= Beer Judge Certification Program =

Non-profit organization

The Beer Judge Certification Program (BJCP) is a non-profit organization formed in 1985 to recognize beer tasting and evaluation skills. The BJCP certifies and ranks beer judges through an examination and monitoring process.

==Purpose==
The BJCP has three functions within the world-wide beer community. First, it provides a standards-based organization supplying qualified judges to both amateur and commercial brewing competitions designed to promote the appreciation of beer styles and their accurate production by brewers. The BJCP tracks members' participation as judges, organizers, or stewards in BJCP-sanctioned brewing competitions and awards continuing education units for participation.

The BJCP also publishes style guidelines categorizing beer, mead, and cider styles. These guidelines are used in both the examination of Judges by the BJCP and, voluntarily, by brewing competition organizers; the BJCP also encourages prospective test-takers to study the available literature on styles and brewing. New style guidelines were released in May 2015. As well as better addressing world styles, the BJCP Style Guidelines comprise three separate documents for beer, mead, and cider styles, allowing them to be updated on different schedules.

Finally, the BJCP organizes a program of beer examinations wherein test-takers complete a series of written questions regarding brewing, beer styles and judging and then perform six beer judging exercises.

==Organization==
Judges are ranked within the certification program based upon a combination their score on a standardized certification test and experience points received for participating in sanctioned competition program events, in BJCP exams, or continuing education program events. The ranks include Apprentice, Recognized, Certified, National, Master, Grand Master (with incremental levels, for example Grand Master I, Grand Master II, etc.), and Honorary Grand Master. The BJCP also certifies judges in mead and cider.

==Influence==
Its standards for beers have been cited by The Wall Street Journal and by Zymurgy, the journal for members of the American Homebrewers Association, among others. Its judges are regularly invited to judge the most prestigious competitions in the world, to include the National Homebrew Competition, Great American Beer Festival, and World Beer Cup in the United States.

==History==

The BJCP was founded in 1985, when the first exam was given at the American Homebrewers Association (AHA) annual conference in Estes Park, Colorado. During its formative years, the program was jointly sponsored by the AHA and the Home Wine and Beer Trade Association (HWBTA). Both organizations sanctioned local homebrew competitions, and each had a national competition. Consequently, both were interested in fostering the improvement of judging skills and building up a pool of experienced beer judges. The program was administered at the AHA offices, and there were two Co-Directors, one from each association. Jim Homer was the AHA Co-Director, and Pat Baker served the same role for the HWBTA.
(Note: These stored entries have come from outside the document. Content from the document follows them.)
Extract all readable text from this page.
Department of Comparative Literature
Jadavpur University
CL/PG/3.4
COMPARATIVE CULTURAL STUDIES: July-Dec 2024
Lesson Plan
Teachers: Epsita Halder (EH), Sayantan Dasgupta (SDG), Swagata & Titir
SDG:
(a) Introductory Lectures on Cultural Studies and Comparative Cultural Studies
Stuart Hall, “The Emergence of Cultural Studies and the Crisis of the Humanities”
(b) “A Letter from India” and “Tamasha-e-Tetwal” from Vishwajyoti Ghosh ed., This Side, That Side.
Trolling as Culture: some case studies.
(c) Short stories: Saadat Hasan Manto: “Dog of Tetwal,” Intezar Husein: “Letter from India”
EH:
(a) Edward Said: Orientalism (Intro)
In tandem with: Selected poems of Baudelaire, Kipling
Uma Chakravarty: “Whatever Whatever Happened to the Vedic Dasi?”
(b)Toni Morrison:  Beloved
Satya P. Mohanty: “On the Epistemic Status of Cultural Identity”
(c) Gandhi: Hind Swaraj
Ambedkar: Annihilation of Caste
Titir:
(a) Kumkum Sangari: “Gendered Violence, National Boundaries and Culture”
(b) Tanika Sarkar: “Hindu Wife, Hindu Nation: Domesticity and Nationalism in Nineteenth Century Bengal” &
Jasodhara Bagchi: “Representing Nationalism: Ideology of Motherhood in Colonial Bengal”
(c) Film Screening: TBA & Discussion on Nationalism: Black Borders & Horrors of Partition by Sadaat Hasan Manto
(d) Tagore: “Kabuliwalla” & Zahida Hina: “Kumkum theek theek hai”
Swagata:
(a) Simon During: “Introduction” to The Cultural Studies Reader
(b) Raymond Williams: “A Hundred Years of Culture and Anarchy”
In August 1995, after a successful ten-year history, support was withdrawn by the AHA, which had intentions of starting its own beer judging program. The HWBTA was unable to continue operating the program by itself, so the BJCP was expected to simply fade away. However, a considerable number of judges had been built up by this time, and many of them were quite active. A small number of these activists decided that the program could be operated solely by volunteers from among themselves, and decided to attempt the continuation of the BJCP as an independent entity.

The effort was coordinated in a haphazard fashion, mainly through e-mail, but a consensus gradually emerged and the program was able to continue its growth. A board of directors was established to guide the program, composed of six (currently ten) Regional Representatives elected by members from each of seven geographical regions throughout North America. The U.S. was divided into geographic regions, and an election for the board of directors was held by mailing ballots to members.

Assisting the board was program administrator Russ Wigglesworth, who remained in his post and assumed the duties of maintaining the database of members, sending program materials to competition organizers, providing certificates and pins to new and newly promoted judges, and performing other essential administrative tasks. Wigglesworth remains in his position, but began to transfer his duties to other members in 2004 and As of 2006 this transfer is nearly complete.

In the early years, there were regional elections for the Board, conducted entirely by postal ballot, and a newsletter was published for several years to inform the membership. An annual letter was also sent by the Program Administrator to each member, listing the experience points earned from judging in various competitions. These activities are now done electronically, with the BJCP website serving as the repository of information including a password-protected section where members can check their personal record, and website voting, competition registration, and point reporting.

In 2007, former BJCP Treasurer William R. Slack was indicted for mail fraud in the District Court of the District of New Hampshire. Slack later entered a plea agreement. Mr. Slack admitted that he misappropriated BJCP funds steadily during his tenure as BJCP Treasurer. Mr. Slack was sentenced to (1) restitution of approximately $43K, (2) five years probation, and (3) incarceration of one week per month for twelve months.